8 Comments on “Ten Reasons Why Chaparral is so Awesome

  1. Rick, I think you’ve taken a wild, lovely road, a cultural reenchantment of the chaparral which celebrates its erotic aura. Muir’s quote makes a dramatic ending, connecting both an erotic swelling chaparral with a new creature, the creeping dry moss chaparral spreading everywhere.

  2. Whomever wrote the TEN REASONS WHY CHAPARRAL IS SO AWESOME did justice to the terrain and for me, yes, much more appreciated.

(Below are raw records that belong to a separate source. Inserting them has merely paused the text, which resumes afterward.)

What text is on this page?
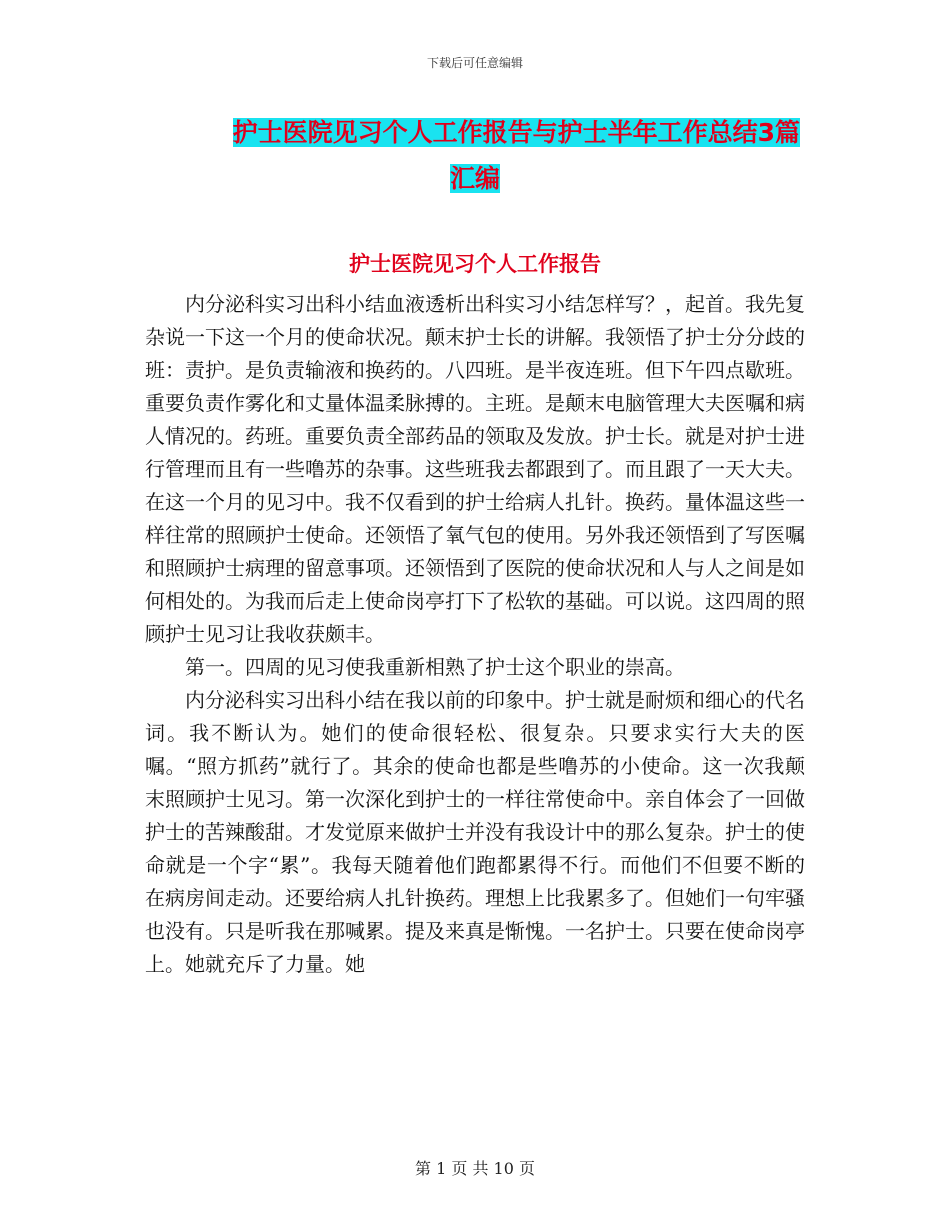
下载后可任意编辑
护士医院见习个人工作报告与护士半年工作总结3篇
汇编
护士医院见习个人工作报告

内分泌科实习出科小结血液透析出科实习小结怎样写？，起首。我先复杂说一下这一个月的使命状况。颠末护士长的讲解。我领悟了护士分分歧的班：责护。是负责输液和换药的。八四班。是半夜连班。但下午四点歇班。重要负责作雾化和丈量体温柔脉搏的。主班。是颠末电脑管理大夫医嘱和病人情况的。药班。重要负责全部药品的领取及发放。护士长。就是对护士进行管理而且有一些噜苏的杂事。这些班我去都跟到了。而且跟了一天大夫。在这一个月的见习中。我不仅看到的护士给病人扎针。换药。量体温这些一样往常的照顾护士使命。还领悟了氧气包的使用。另外我还领悟到了写医嘱和照顾护士病理的留意事项。还领悟到了医院的使命状况和人与人之间是如何相处的。为我而后走上使命岗亭打下了松软的基础。可以说。这四周的照顾护士见习让我收获颇丰。

第一。四周的见习使我重新相熟了护士这个职业的崇高。

内分泌科实习出科小结在我以前的印象中。护士就是耐烦和细心的代名词。我不断认为。她们的使命很轻松、很复杂。只要求实行大夫的医嘱。“照方抓药”就行了。其余的使命也都是些噜苏的小使命。这一次我颠末照顾护士见习。第一次深化到护士的一样往常使命中。亲自体会了一回做护士的苦辣酸甜。才发觉原来做护士并没有我设计中的那么复杂。护士的使命就是一个字“累”。我每天随着他们跑都累得不行。而他们不但要不断的在病房间走动。还要给病人扎针换药。理想上比我累多了。但她们一句牢骚也没有。只是听我在那喊累。提及来真是惭愧。一名护士。只要在使命岗亭上。她就充斥了力量。她

第 1 页 共 10 页
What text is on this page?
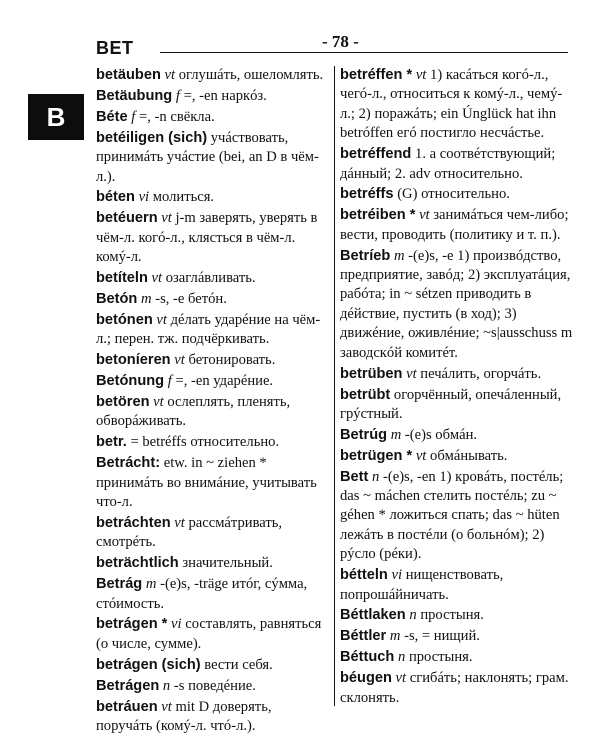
BET	- 78 -
B
betäuben vt оглушáть, ошеломлять.
Betäubung f =, -en наркóз.
Béte f =, -n свёкла.
betéiligen (sich) учáствовать, принимáть учáстие (bei, an D в чём-л.).
béten vi молиться.
betéuern vt j-m заверять, уверять в чём-л. когó-л., клясться в чём-л. комý-л.
betíteln vt озаглáвливать.
Betón m -s, -е бетóн.
betónen vt дéлать ударéние на чём-л.; перен. тж. подчёркивать.
betoníeren vt бетонировать.
Betónung f =, -en ударéние.
betören vt ослеплять, пленять, обвoрáживать.
betr. = betréffs относительно.
Betrácht: etw. in ~ ziehen * принимáть во внимáние, учитывать что-л.
betráchten vt рассмáтривать, смотрéть.
beträchtlich значительный.
Betrág m -(e)s, -träge итóг, сýмма, стóимость.
betrágen * vi составлять, равняться (о числе, сумме).
betrágen (sich) вести себя.
Betrágen n -s поведéние.
betráuen vt mit D доверять, поручáть (комý-л. чтó-л.).
betréffen * vt 1) касáться когó-л., чегó-л., относиться к комý-л., чемý-л.; 2) поражáть; ein Únglück hat ihn betróffen егó постиглo несчáстье.
betréffend 1. а соотвéтствующий; дáнный; 2. adv относительно.
betréffs (G) относительно.
betréiben * vt занимáться чем-либо; вести, проводить (политику и т. п.).
Betríeb m -(e)s, -е 1) произвóдство, предприятие, завóд; 2) эксплуатáция, рабóта; in ~ sétzen приводить в дéйствие, пустить (в ход); 3) движéние, оживлéние; ~s|ausschuss m заводскóй комитéт.
betrüben vt печáлить, огорчáть.
betrübt огорчённый, опечáленный, грýстный.
Betrúg m -(e)s обмáн.
betrügen * vt обмáнывать.
Bett n -(e)s, -en 1) кровáть, постéль; das ~ máchen стелить постéль; zu ~ géhen * ложиться спать; das ~ hüten лежáть в постéли (о больнóм); 2) рýсло (рéки).
bétteln vi нищенствовать, попрошáйничать.
Béttlaken n простыня.
Béttler m -s, = нищий.
Béttuch n простыня.
béugen vt сгибáть; наклонять; грам. склонять.
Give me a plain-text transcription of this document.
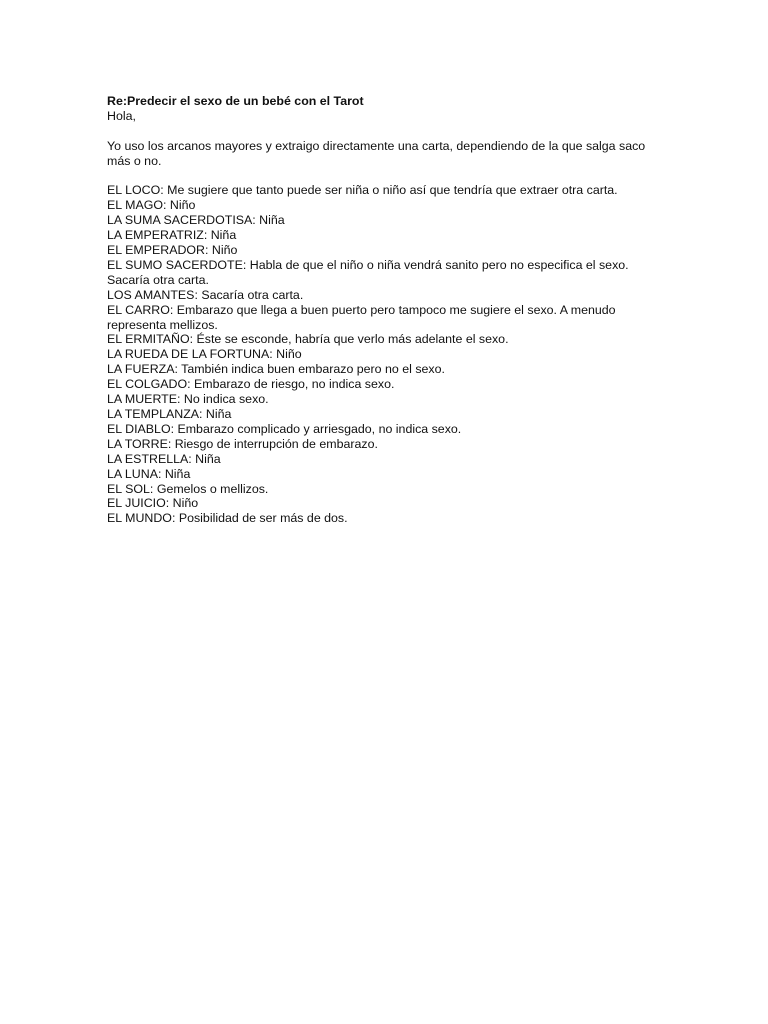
Re:Predecir el sexo de un bebé con el Tarot

Hola,

Yo uso los arcanos mayores y extraigo directamente una carta, dependiendo de la que salga saco más o no.

EL LOCO: Me sugiere que tanto puede ser niña o niño así que tendría que extraer otra carta.
EL MAGO: Niño
LA SUMA SACERDOTISA: Niña
LA EMPERATRIZ: Niña
EL EMPERADOR: Niño
EL SUMO SACERDOTE: Habla de que el niño o niña vendrá sanito pero no especifica el sexo. Sacaría otra carta.
LOS AMANTES: Sacaría otra carta.
EL CARRO: Embarazo que llega a buen puerto pero tampoco me sugiere el sexo. A menudo representa mellizos.
EL ERMITAÑO: Éste se esconde, habría que verlo más adelante el sexo.
LA RUEDA DE LA FORTUNA: Niño
LA FUERZA: También indica buen embarazo pero no el sexo.
EL COLGADO: Embarazo de riesgo, no indica sexo.
LA MUERTE: No indica sexo.
LA TEMPLANZA: Niña
EL DIABLO: Embarazo complicado y arriesgado, no indica sexo.
LA TORRE: Riesgo de interrupción de embarazo.
LA ESTRELLA: Niña
LA LUNA: Niña
EL SOL: Gemelos o mellizos.
EL JUICIO: Niño
EL MUNDO: Posibilidad de ser más de dos.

  3. A great read. Some beautiful photos! Love the John Muir quote re “…shaggy, ungovernable exuberance…” What a turn of the phrase. I want to be those things too!

    I love imagining networks of grizzly bear tunnel-pathways through the dense shrublands. It would take animals with the fortitude of grizzly bears to punch their way through a super dense stand of chaparral say 30-60 years post-fire. And it would have taken a whole lot of (reckless) bravery for any human to use those grizzly bear passages to travel across our prehistoric landscape with the possibility of meeting Griz around every turn. It’s kind of breathtaking to imagine.

    I spotted one conspicuous typo you might correct: “8. Pryogenic Sex”

    Keep up the good work! Chaparral forever!

  4. Rick, you are awesome, too.
    Thank you for leading me astray from the mundane day. I got carried away reading this latest and totally forgot everything that needs to be done. You reminded me that on my morning walks with the dogs there’s a four-foot stick pile just over the fence housing those unbelieveably cute big-eared wood rats! Thanks for the wonderful photos. The little bit of rain we had is already awakening some of those tiny flowering seeds.